Adult schools offer vocational training, such as computer repair, cosmetology, and auto mechanics, as well as English as a Second Language classes, citizenship classes. Adult schools also often provide math, reading, writing and language courses that serve immigrant, low-income or economically displaced individuals, Strawn said.
Those classes can be a pathway to higher education for many adult students - a much-needed pathway that would not otherwise exist, she said.
A report released last week by California Competes, which develops policy recommendations for the state's higher education system, determined that to remain competitive and be a leading degree-producing state by 2025, California will need to produce an additional 2.3 million postsecondary credentials on top of the 3.2 million that are already projected to be produced under current policies.
Reaching that goal would require an estimated increase in degrees of more than 4 percent each year.
And with a 10.9 percent unemployment rate in California, there's a big need for adult school programs, advocates stress.
"Under this rubric of choosing kids over parents, that's a false dichotomy," Strawn said. "Children are not going to do better in school if their families have less income, their parents can't improve in the English language or their math, reading and writing skills to help with homework. For all of those reasons, it's a mistake to think that you can cut education for parents without hurting kids."
California is among 25 states across the country that facilitate adult school programs through K-12 school districts, according to CLASP. Twelve states run the programs through post-secondary or community college systems and six administer the adult programs through their labor/workforce systems.
Nonetheless, some school district representatives say they've got few choices.
Alhambra Unified's adult school fell victim to California's budget crisis and shut down in June 2011. The district now offers only degree equivalency courses such as those to obtain a high school diploma or GED are available at the district. The move, which involved the layoff of 29 teachers, saved the district $6 million, officials said.
Administrators in the El Monte Union High School District say they've absorbed many of the students that had formerly attended Alhambra Unified's program.
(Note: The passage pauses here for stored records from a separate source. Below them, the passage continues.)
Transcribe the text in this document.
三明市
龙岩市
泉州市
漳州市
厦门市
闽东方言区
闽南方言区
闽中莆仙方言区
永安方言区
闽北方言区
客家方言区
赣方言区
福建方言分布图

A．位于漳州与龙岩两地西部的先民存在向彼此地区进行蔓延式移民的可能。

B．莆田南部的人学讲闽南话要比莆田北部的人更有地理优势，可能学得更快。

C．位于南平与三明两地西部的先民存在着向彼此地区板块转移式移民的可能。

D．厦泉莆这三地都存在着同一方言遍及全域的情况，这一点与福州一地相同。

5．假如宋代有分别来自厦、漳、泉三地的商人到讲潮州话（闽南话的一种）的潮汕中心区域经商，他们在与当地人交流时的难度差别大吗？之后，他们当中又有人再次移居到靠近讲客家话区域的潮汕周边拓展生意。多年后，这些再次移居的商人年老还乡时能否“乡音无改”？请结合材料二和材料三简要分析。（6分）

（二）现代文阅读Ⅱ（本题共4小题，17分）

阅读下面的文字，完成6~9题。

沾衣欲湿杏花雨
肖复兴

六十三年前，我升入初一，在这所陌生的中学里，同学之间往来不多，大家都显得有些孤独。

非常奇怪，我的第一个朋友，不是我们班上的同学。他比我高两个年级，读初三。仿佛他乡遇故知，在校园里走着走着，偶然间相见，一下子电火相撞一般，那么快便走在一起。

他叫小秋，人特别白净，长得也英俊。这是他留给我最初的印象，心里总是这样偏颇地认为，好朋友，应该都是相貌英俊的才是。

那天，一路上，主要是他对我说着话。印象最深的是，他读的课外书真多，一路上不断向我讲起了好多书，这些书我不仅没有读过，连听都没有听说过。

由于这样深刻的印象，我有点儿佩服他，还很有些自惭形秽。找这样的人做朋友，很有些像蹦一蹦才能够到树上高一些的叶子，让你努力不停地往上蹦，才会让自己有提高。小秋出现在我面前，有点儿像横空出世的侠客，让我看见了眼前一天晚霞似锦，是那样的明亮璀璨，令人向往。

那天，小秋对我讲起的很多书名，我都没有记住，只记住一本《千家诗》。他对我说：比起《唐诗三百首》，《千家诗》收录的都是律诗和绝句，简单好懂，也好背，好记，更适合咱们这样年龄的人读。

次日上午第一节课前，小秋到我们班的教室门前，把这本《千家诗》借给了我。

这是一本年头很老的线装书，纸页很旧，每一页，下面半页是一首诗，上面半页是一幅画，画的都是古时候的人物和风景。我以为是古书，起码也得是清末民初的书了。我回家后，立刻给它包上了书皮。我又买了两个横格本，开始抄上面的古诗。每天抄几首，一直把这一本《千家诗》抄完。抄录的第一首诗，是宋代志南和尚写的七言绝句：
To cope with the additional demand and their own budget issues, that district has started charging registration fees and laid off some employees.
Baldwin Park Unified School District also eliminated adult summer classes, reduced the number of adult classes, and laid off 30 adult school teachers last fall, saving the district $3 million, officials there said.
In contrast, Hacienda La Puente Unified has in recent years slashed summer course offerings, but has been relatively unscathed in the budget crunch.
"I think (our board) gets that you can't in an economic crisis like California is in, take away opportunities to provide adults the chance at education to be retrained. Closures and things like that, how does this help?" said Cyndi Parulan-Colfer, associate superintendent of Hacienda La Puente Unified's adult and continuing education.
El Rancho Unified's board earlier this year voted to eliminate its adult school. It officially shuts down on June 30, officials said.
The decision saved the district roughly $1 million, said Chris Gutierrez-Lohrman, director of student services.
Although the adult school is closing down, the state's decision to allow flexibility in the funding once dedicated to adult education means the district will still receive and spend the funds through its general fund, Gutierrez-Lohrman said.
The district is proposing to partner with the city of Pico Rivera and other institutions such as Rio Hondo College to open a similar program for community members, he said. The proposal, which would cost the district significantly less, goes before the board this week.
"Even though the adult school is closing, we see a need for our community," Gutierrez-Lohrman said.